Goblet cells play a crucial role in maintaining intestinal homeostasis and immune regulation through mucus secretion and bicarbonate provision in the intestine [
40,
41]. Villus height serves as a key physiological indicator of nutrient absorption capacity in animals [
42]. Based on growth performance and feed efficiency ratio, intestine samples from the CON, YC10, and YC30 fish underwent further histological evaluation. HE staining revealed that the density of goblet cells in both foregut and midgut of the YC-supplemented treatments was higher than that of the CON fish. Furthermore, the YC10 and YC30 fish demonstrated higher villus height in the midgut than the CON fish. Interleukin-8 (
il-8) and
il-1β are pro-inflammatory cytokines that activate immune cells, induce cytokine release, and stimulate local/systemic inflammatory responses [
43,
44,
45]. In the present study, the mRNA level of
il-8 was lower in the hindgut of the YC10 fish, while the relative expression of
il-1β was downregulated in the hindgut of the YC10 and YC15 fish compared with the CON fish. These results suggested that dietary YC supplementation at 10~15 g/kg enhanced intestinal homeostasis and nutrient absorption, ultimately improving feed utilization and growth performance of LMB. In line with our results, dietary YC inclusion improved intestinal barriers and attenuated inflammatory response in the same species [
28] and other fish species [
4,
46].
Intestinal microbiota plays a vital role in host nutrition, physiology, and immune processes [
47]. Within this ecosystem, both pathogenic and beneficial bacteria coexist [
48]. Beneficial probiotics sustain microbial homeostasis while enhancing host nutrition through the synthesis of microbial-derived metabolites exceeding host requirements. This metabolic activity improves nutrient bioavailability and partitioning [
49,
50]. In the present study, 16S rRNA sequencing revealed the beneficial roles of microbiota in the intestinal health of LMB fed with 10 and 30 g/kg YC. Compared with the CON fish, PD whole tree of the intestinal microflora was increased in the YC10 fish, while the Chao 1, Shannon and Simpson indices were increased in both the YC10 and YC30 fish, suggesting that dietary YC inclusion increased both bacterial richness and diversity in LMB intestine, which is similar to the results of Zhou et al. [
51].
Proteobacteria,
Fusobacteria, and
Firmicutes dominated the microbiota in the LMB intestine in this study. The relative abundance of
Mycoplasma increases when the host is suffering from metabolic disorders or diseases [
52,
53]. In this experiment, the decrease in
Mycoplasma drove the dramatic change in
Firmicutes abundance, while the increase in
Cetobacterium (specifically
C. somerae) abundance explained
Fusobacteria changes in the gut microbiota of the YC-supplemented fish compared with the CON fish.

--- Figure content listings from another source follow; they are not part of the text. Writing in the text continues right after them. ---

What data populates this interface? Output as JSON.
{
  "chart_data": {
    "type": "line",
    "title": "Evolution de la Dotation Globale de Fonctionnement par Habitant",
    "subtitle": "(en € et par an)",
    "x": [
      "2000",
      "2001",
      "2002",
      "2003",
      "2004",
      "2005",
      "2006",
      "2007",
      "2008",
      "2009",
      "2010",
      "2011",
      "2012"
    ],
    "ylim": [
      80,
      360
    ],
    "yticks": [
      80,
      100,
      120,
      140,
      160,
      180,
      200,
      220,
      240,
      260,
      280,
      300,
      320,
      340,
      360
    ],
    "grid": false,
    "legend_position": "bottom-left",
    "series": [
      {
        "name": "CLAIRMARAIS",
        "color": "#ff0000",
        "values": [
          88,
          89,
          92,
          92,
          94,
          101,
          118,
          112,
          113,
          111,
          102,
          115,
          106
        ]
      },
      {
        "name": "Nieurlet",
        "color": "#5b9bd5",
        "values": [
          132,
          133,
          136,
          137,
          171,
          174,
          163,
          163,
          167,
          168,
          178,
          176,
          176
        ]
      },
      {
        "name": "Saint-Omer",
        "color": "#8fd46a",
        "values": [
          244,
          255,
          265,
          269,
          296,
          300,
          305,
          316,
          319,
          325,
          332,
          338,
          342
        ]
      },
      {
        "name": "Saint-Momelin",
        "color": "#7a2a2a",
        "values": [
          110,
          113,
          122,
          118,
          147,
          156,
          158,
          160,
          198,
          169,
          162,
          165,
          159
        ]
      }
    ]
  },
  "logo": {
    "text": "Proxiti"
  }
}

C. somerae abundance is positively correlated with the production of acetic acid, propionic acid, and vitamin B12 in the body [
54].
Endozoicomonas could not only act as the center of protein transformation and production that could be beneficial for the fish [
55] but also play a role in the host health or disease, such as competitive exclusion of pathogenic bacteria [
56,
57]. In this study, the abundance of
Endozoicomonas was increased in the YC30 fish compared with the CON fish, which was the main reason for the Proteobacteria changes. These findings demonstrate that dietary YC supplementation not only enhances nutrient production/absorption via metabolite synthesis but also inhibits detrimental microbiota proliferation, ultimately improving digestive efficiency and growth performance in LMB.